When the Giga 2 reached Singapore in December, NKK took its own set of measurements. The measurements taken at the top of the bulkhead showed little wastage, and those at the bottom were almost all above the magic 13.1 mm number. According to these measurements, the bulkhead was still legal. Nonetheless, NKK required all the ship's bulkheads to be replaced.

It turned out from the water depths in the tanks after the collapse, No 4 had been filled to more than 14 m. The Australian's best guess is 17m. NKK used some clearly specious reasoning to conclude that it was over 18.5 m. NKK performed an finite element analysis that ``proved'' that the bulkhead would not have failed at 14 m but would have failed at 18 m. Therefore the whole thing was the Chief Mate's fault.

Both the Chief Mate and a terminal superintendent were adamant that the air-pressure based remote gauging unit in the cargo control room showed less than 14 m. Also there was a high level alarm set at 13 m which did not go off.
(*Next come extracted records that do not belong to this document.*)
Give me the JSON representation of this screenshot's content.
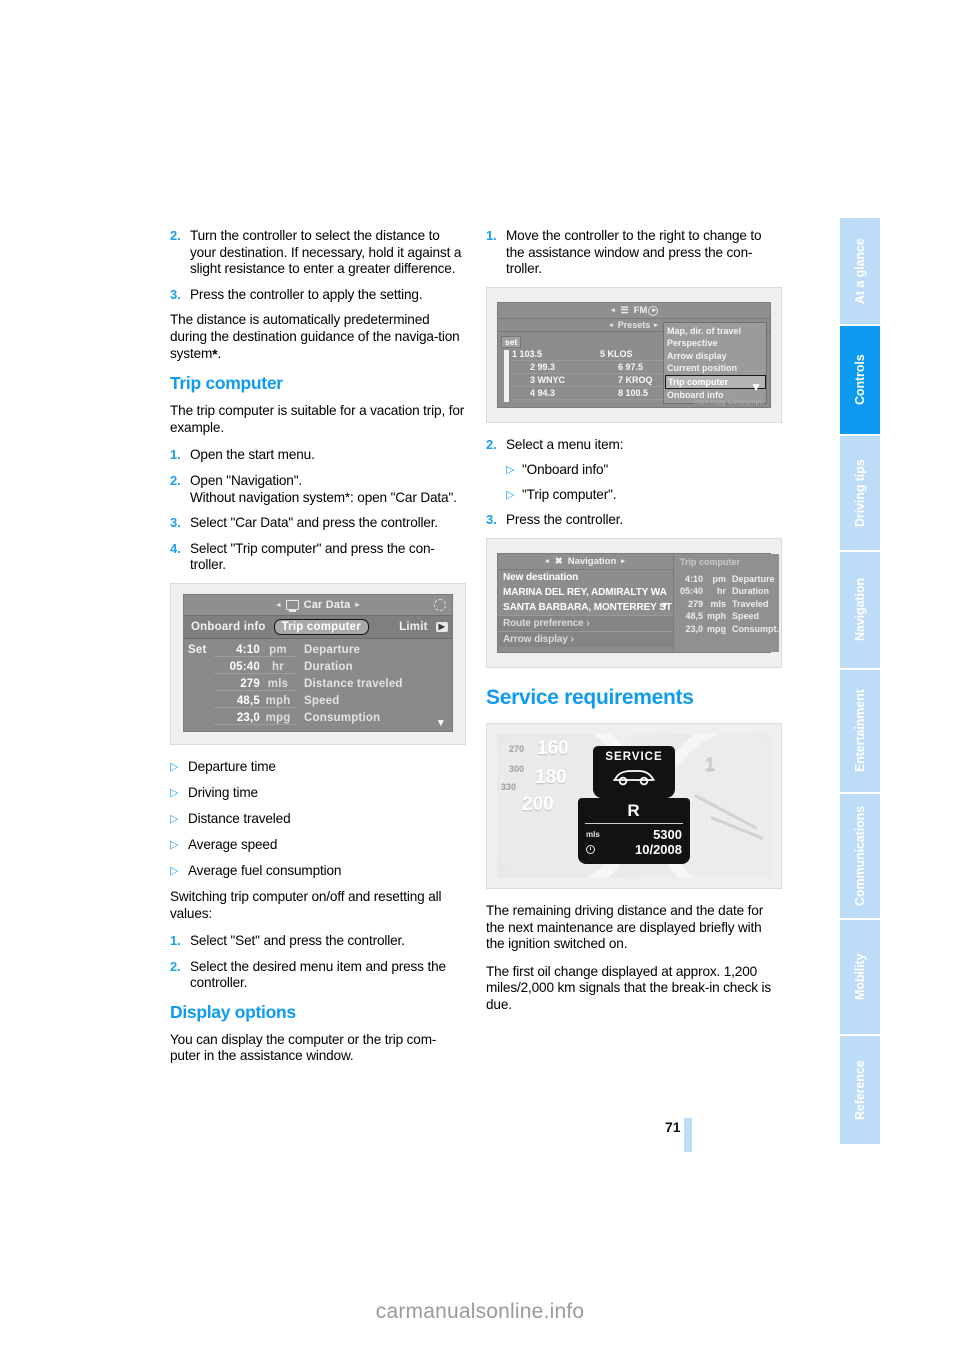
{
  "page": {
    "number": "71",
    "watermark": "carmanualsonline.info"
  },
  "sidebar": {
    "tabs": [
      {
        "label": "At a glance",
        "active": false
      },
      {
        "label": "Controls",
        "active": true
      },
      {
        "label": "Driving tips",
        "active": false
      },
      {
        "label": "Navigation",
        "active": false
      },
      {
        "label": "Entertainment",
        "active": false
      },
      {
        "label": "Communications",
        "active": false
      },
      {
        "label": "Mobility",
        "active": false
      },
      {
        "label": "Reference",
        "active": false
      }
    ]
  },
  "left_column": {
    "step2": {
      "num": "2.",
      "text": "Turn the controller to select the distance to your destination. If necessary, hold it against a slight resistance to enter a greater difference."
    },
    "step3": {
      "num": "3.",
      "text": "Press the controller to apply the setting."
    },
    "para_distance": "The distance is automatically predetermined during the destination guidance of the naviga-tion system",
    "para_distance_star": "*",
    "para_distance_end": ".",
    "heading_trip_computer": "Trip computer",
    "para_trip_intro": "The trip computer is suitable for a vacation trip, for example.",
    "steps": [
      {
        "num": "1.",
        "text": "Open the start menu."
      },
      {
        "num": "2.",
        "text": "Open \"Navigation\".\nWithout navigation system*: open \"Car Data\"."
      },
      {
        "num": "3.",
        "text": "Select \"Car Data\" and press the controller."
      },
      {
        "num": "4.",
        "text": "Select \"Trip computer\" and press the con-troller."
      }
    ],
    "figure_car_data": {
      "code": "VMXXXXXXXX",
      "title": "Car Data",
      "title_icon": "monitor-icon",
      "left_arrow": "◂",
      "right_arrow": "▸",
      "refresh_icon": "refresh-icon",
      "tabs": [
        {
          "label": "Onboard info",
          "selected": false
        },
        {
          "label": "Trip computer",
          "selected": true
        },
        {
          "label": "Limit",
          "selected": false
        }
      ],
      "tab_next_icon": "▶",
      "set_label": "Set",
      "rows": [
        {
          "value": "4:10",
          "unit": "pm",
          "label": "Departure"
        },
        {
          "value": "05:40",
          "unit": "hr",
          "label": "Duration"
        },
        {
          "value": "279",
          "unit": "mls",
          "label": "Distance traveled"
        },
        {
          "value": "48,5",
          "unit": "mph",
          "label": "Speed"
        },
        {
          "value": "23,0",
          "unit": "mpg",
          "label": "Consumption"
        }
      ],
      "scroll_caret": "▼"
    },
    "bullets": [
      "Departure time",
      "Driving time",
      "Distance traveled",
      "Average speed",
      "Average fuel consumption"
    ],
    "bullet_glyph": "▷",
    "para_switching": "Switching trip computer on/off and resetting all values:",
    "steps_switch": [
      {
        "num": "1.",
        "text": "Select \"Set\" and press the controller."
      },
      {
        "num": "2.",
        "text": "Select the desired menu item and press the controller."
      }
    ],
    "heading_display_options": "Display options",
    "para_display_options": "You can display the computer or the trip com-puter in the assistance window."
  },
  "right_column": {
    "step1": {
      "num": "1.",
      "text": "Move the controller to the right to change to the assistance window and press the con-troller."
    },
    "figure_radio": {
      "code": "VMNTBNLRA",
      "title": "FM",
      "title_icon": "radio-icon",
      "presets_label": "Presets",
      "set_label": "set",
      "refresh_icon": "refresh-icon",
      "preset_rows": [
        {
          "left": "1 103.5",
          "right": "5 KLOS"
        },
        {
          "left": "2 99.3",
          "right": "6 97.5"
        },
        {
          "left": "3 WNYC",
          "right": "7 KROQ"
        },
        {
          "left": "4 94.3",
          "right": "8 100.5"
        }
      ],
      "v_marker": "V",
      "menu_items": [
        {
          "label": "Map, dir. of travel",
          "selected": false
        },
        {
          "label": "Perspective",
          "selected": false
        },
        {
          "label": "Arrow display",
          "selected": false
        },
        {
          "label": "Current position",
          "selected": false
        },
        {
          "label": "Trip computer",
          "selected": true
        },
        {
          "label": "Onboard info",
          "selected": false
        }
      ],
      "menu_caret": "▼",
      "ghost_text": "mph  mpg  Consumpt."
    },
    "step2": {
      "num": "2.",
      "text": "Select a menu item:"
    },
    "menu_bullets": [
      "\"Onboard info\"",
      "\"Trip computer\"."
    ],
    "bullet_glyph": "▷",
    "step3": {
      "num": "3.",
      "text": "Press the controller."
    },
    "figure_nav": {
      "code": "VMNTBNLRB",
      "title": "Navigation",
      "title_icon": "crossroads-icon",
      "refresh_icon": "refresh-icon",
      "list": [
        {
          "label": "New destination",
          "dim": false
        },
        {
          "label": "MARINA DEL REY, ADMIRALTY WA",
          "dim": false
        },
        {
          "label": "SANTA BARBARA, MONTERREY ST",
          "dim": false
        },
        {
          "label": "Route preference ›",
          "dim": true
        },
        {
          "label": "Arrow display ›",
          "dim": true
        }
      ],
      "list_caret": "▼",
      "panel_title": "Trip computer",
      "rows": [
        {
          "value": "4:10",
          "unit": "pm",
          "label": "Departure"
        },
        {
          "value": "05:40",
          "unit": "hr",
          "label": "Duration"
        },
        {
          "value": "279",
          "unit": "mls",
          "label": "Traveled"
        },
        {
          "value": "48,5",
          "unit": "mph",
          "label": "Speed"
        },
        {
          "value": "23,0",
          "unit": "mpg",
          "label": "Consumpt."
        }
      ]
    },
    "heading_service": "Service requirements",
    "figure_cluster": {
      "code": "VMZ0990V04",
      "service_label": "SERVICE",
      "car_icon": "car-icon",
      "gear": "R",
      "distance_unit": "mls",
      "distance_value": "5300",
      "date_icon": "clock-icon",
      "date_value": "10/2008",
      "dial_ticks": [
        "160",
        "180",
        "200",
        "270",
        "300",
        "330",
        "1"
      ]
    },
    "para_remaining": "The remaining driving distance and the date for the next maintenance are displayed briefly with the ignition switched on.",
    "para_first_oil": "The first oil change displayed at approx. 1,200 miles/2,000 km signals that the break-in check is due."
  }
}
The Australians found that the gauging system was off and believe that a small leak in the system led to the bad reading, but they were not able to find that leak. They faulted the CM for not checking the remote reading manually.

In CTX's view this is just another case of a marginally designed and built ship being allowed to deteriorate by owners, class, flag state to the point where she is patently unsafe. If the ship had been properly designed and maintained, she never would have had to ballast No 4. If a hold is legally allowed to be flooded to 14 m, then with any kind of decent safety margins, 17 or 18 meters should be no problem. If the bulkhead had been properly maintained, this almost certainly would have been the case. The port states must take some blame as well. The Australians clearly could see the steel was in very bad shape. Providing some one who is just going down a ladder a safety rope is extremely unusual, and I have never seen or heard of a tank worker tieing a rope around his chest just as a precaution.

Noentheless NKK proclaimed that its inquiry had shown that Class had done nothing wrong. This was never really challenged. The flag state, Malaysia, appears not to have been involved at all. The Aussis went back to loading the next ship.

The NKK quote is a reference to the Shin Kamagawa hull failure. Forgetting about the fact that the Shin Kamagawa Hold 1 should not have flooded in the first place, the quote is both specious and revealing.

It is specious in that after the Derbyshire rules requiring the 1/2 bhd to be specially strengthened were put in place. Failure of 1/2 to fail does not imply that other bulkheads wont fail.

It is revealing in that, if No 4 were designed to be flooded, why could we assume that flooding would stop at 14 m?